Pr( Y <= y(x) ) = Pr( X <= x )

Which I am not understanding how it is derived. Notice It does not make much distinction of X, Xi, and Y, Yi.

Pr is the CDF. The goal of this section is to find the pdf of a transformed random var. The final formula is

p(y) = |dy/dx|^-1 * q(x)

Thanks

2. What you do is differentiate the two CDFs.

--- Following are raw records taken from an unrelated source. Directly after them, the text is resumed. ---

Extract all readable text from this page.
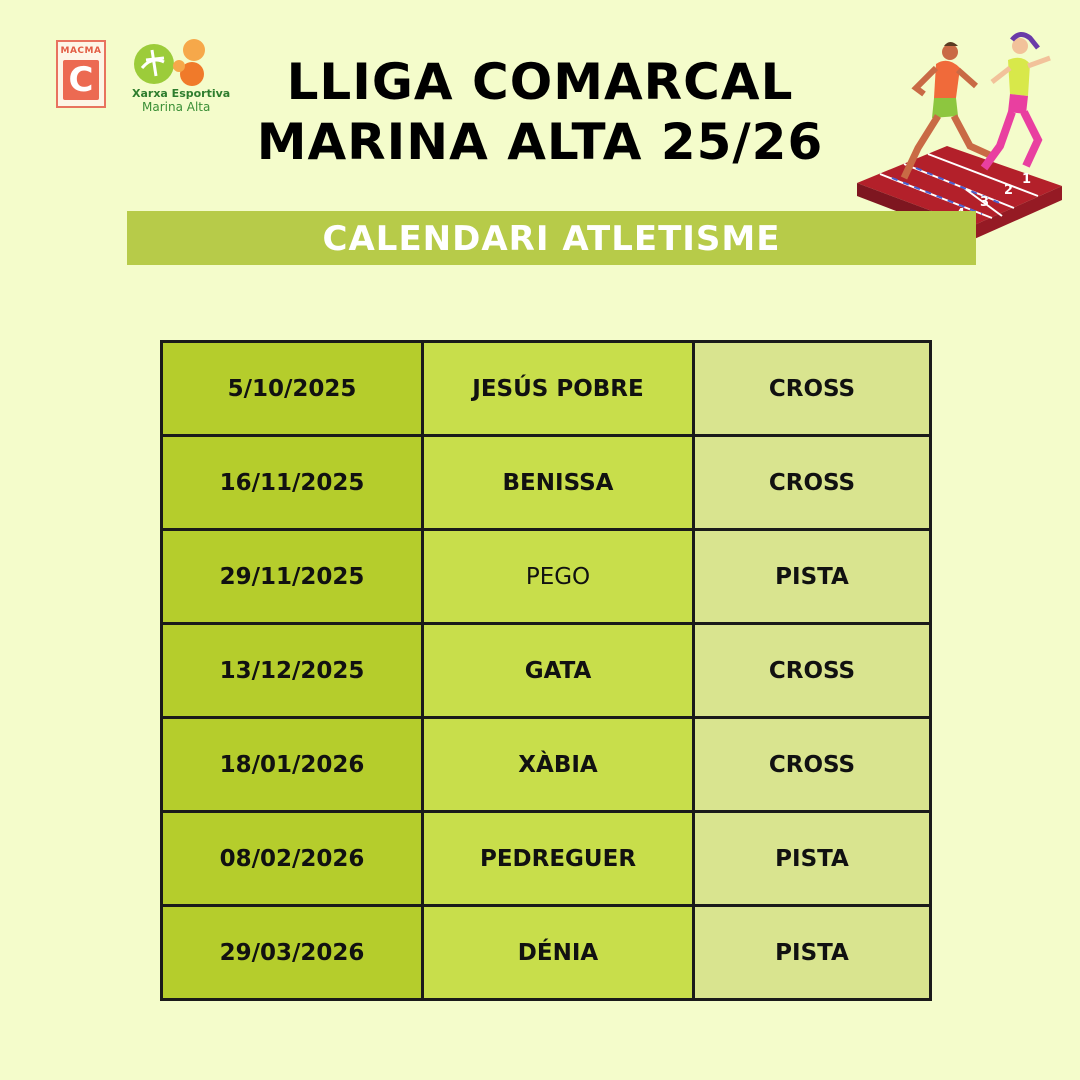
MACMA
C	Xarxa Esportiva
Marina Alta	LLIGA COMARCAL
MARINA ALTA 25/26
1
2
3
CALENDARI ATLETISME
5/10/2025	JESÚS POBRE	CROSS
16/11/2025	BENISSA	CROSS
29/11/2025	PEGO	PISTA
13/12/2025	GATA	CROSS
18/01/2026	XÀBIA	CROSS
08/02/2026	PEDREGUER	PISTA
29/03/2026	DÉNIA	PISTA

That produces the densities.

For example if $X\sim U(0,1)$ and $Y=aX+b$

then $F_Y(y)= P(Y\le y)=P(aX+b\le y)=P(X\le (y-b)/a)=F_X((y-b)/a)$

so $f_y(y)= {d\over dy} F_Y(y)= {d\over dy}F_X((y-b)/a)= {1\over a} f_X((y-b)/a)={1\over a}$

where $0<{y-b\over a}<1$ in this case.

3. Thank you for providing the example.

Perhaps it is simple, but what I didn't get is how the claim
Pr( Y<=y(x) ) = Pr( X <=x )
is reasoned from the facts that y(x) is one to one and y(x)'s derivatives are all negative or all positive.

Also, though the absolute value around dy/dx enforces the transformed pdf being non-negative (because dy may be negative), why may the math not work out without it?

Originally Posted by matheagle
What you do is differentiate the two CDFs. That produces the densities.

For example if $X\sim U(0,1)$ and $Y=aX+b$

then $F_Y(y)= P(Y\le y)=P(aX+b\le y)=P(X\le (y-b)/a)=F_X((y-b)/a)$

so $f_y(y)= {d\over dy} F_Y(y)= {d\over dy}F_X((y-b)/a)= {1\over a} f_X((y-b)/a)={1\over a}$

where $0<{y-b\over a}<1$ in this case.